Monday, June 01, 2009

[Sunlight] "Refuge with so loving a Friend" -- Ode 3051


Today, Sunlight offers five presentations of Rumi's Ghazal (Ode)
3051 --- two versions by Coleman Barks (an earlier one, based on
Arberry's translation, and a later one, based on a translation by
Nevit Ergin, whose own translations are second-generation, as Ergin
works from a Turkish translation, not from the original Persian); a
version from Jonathan Star; and translations by Arberry and
Nicholson, with notes.


How did you get away?
You were the pet falcon of an old woman.
Did you hear the falcon-drum?
You were a drunken songbird put in with owls.
Did you smell the odor of a garden?
You got tired of sour fermenting
and left the tavern.

You went like an arrow to the target
from the bow of time and place.
The man who stays at the cemetery pointed the way,
but you didn't go.
You became light and gave up wanting to be famous.
You don't worry about what you're going to eat,
so why buy an engraved belt?

I've heard of living at the center, but what about
leaving the center of the center?
Flying toward thankfulness, you become
the rare bird with one wing made of fear,
and one of hope. In autumn,
a rose crawling along the ground in the cold wind.
Rain on the roof runs down and out by the spout
as fast as it can.

Talking is pain. Lie down and rest,
now that you've found a friend to be with.
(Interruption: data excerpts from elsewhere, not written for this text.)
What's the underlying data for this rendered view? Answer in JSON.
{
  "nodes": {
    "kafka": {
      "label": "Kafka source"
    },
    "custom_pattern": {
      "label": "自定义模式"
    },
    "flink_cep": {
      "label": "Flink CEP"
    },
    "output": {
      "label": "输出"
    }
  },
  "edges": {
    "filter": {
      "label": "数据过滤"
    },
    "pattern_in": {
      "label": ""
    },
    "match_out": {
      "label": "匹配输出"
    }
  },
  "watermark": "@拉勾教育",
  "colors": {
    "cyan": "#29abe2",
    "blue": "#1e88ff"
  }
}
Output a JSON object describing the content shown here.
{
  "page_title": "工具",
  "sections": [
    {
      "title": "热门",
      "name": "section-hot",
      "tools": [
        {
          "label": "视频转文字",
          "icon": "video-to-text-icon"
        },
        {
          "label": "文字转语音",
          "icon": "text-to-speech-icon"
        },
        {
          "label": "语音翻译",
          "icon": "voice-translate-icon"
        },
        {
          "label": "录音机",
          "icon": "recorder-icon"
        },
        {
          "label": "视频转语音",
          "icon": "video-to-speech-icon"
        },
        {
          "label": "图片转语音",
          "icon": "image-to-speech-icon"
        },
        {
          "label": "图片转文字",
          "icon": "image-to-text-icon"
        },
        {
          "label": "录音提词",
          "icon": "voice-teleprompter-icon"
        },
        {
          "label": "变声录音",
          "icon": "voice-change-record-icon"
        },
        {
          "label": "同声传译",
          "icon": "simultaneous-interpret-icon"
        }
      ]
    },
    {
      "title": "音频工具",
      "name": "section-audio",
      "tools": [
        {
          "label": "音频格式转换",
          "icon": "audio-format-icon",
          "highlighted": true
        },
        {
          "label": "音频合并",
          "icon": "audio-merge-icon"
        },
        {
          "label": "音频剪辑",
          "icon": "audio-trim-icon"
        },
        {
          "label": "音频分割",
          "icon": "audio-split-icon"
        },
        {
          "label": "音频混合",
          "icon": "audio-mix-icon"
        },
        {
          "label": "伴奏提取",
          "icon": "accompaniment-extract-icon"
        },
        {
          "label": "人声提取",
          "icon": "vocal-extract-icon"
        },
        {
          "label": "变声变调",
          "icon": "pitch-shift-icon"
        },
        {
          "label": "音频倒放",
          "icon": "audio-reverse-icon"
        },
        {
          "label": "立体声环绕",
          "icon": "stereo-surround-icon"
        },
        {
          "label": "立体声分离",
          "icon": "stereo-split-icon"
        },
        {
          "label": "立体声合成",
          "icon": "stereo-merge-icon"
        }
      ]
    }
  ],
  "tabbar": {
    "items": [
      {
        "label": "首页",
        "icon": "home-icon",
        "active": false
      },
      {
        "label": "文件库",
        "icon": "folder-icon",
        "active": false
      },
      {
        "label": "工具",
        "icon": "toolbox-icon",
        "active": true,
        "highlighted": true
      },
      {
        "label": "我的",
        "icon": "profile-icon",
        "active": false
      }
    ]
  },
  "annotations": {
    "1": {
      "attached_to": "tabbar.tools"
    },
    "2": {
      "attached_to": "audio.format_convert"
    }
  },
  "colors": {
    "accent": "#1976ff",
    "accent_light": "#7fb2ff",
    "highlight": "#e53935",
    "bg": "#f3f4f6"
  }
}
-- Version by Coleman Barks (from the
translation by A.J. Arberry)
"These Branching Moments"
Copper Beech Press, 1988


"Autumn Rose Elegy"

You've gone to the secret world.
Which way is it? You broke the cage

and flew. You heard the drum that
calls you home. You left this hu-

miliating shelf, this disorienting
desert where we're given wrong

directions. What use now a crown?
You've become the sun. No need for

a belt: you've slipped out of your
waist! I have heard that near the

end you were eyes looking at soul.
No looking now. You live inside

the soul. You're the strange autumn
rose that led the winter wind in

by withering. You're rain soaking
eveywhere from cloud to ground. No

bother of talking. Flowing silence
and sweet sleep beside the Friend.

-- Version by Coleman Barks, with Nevit Ergin
"The Glance"
Viking-Penguin, 1999


Gone to the Unseen

At last you have departed and gone to the Unseen.
What marvelous route did you take from this world?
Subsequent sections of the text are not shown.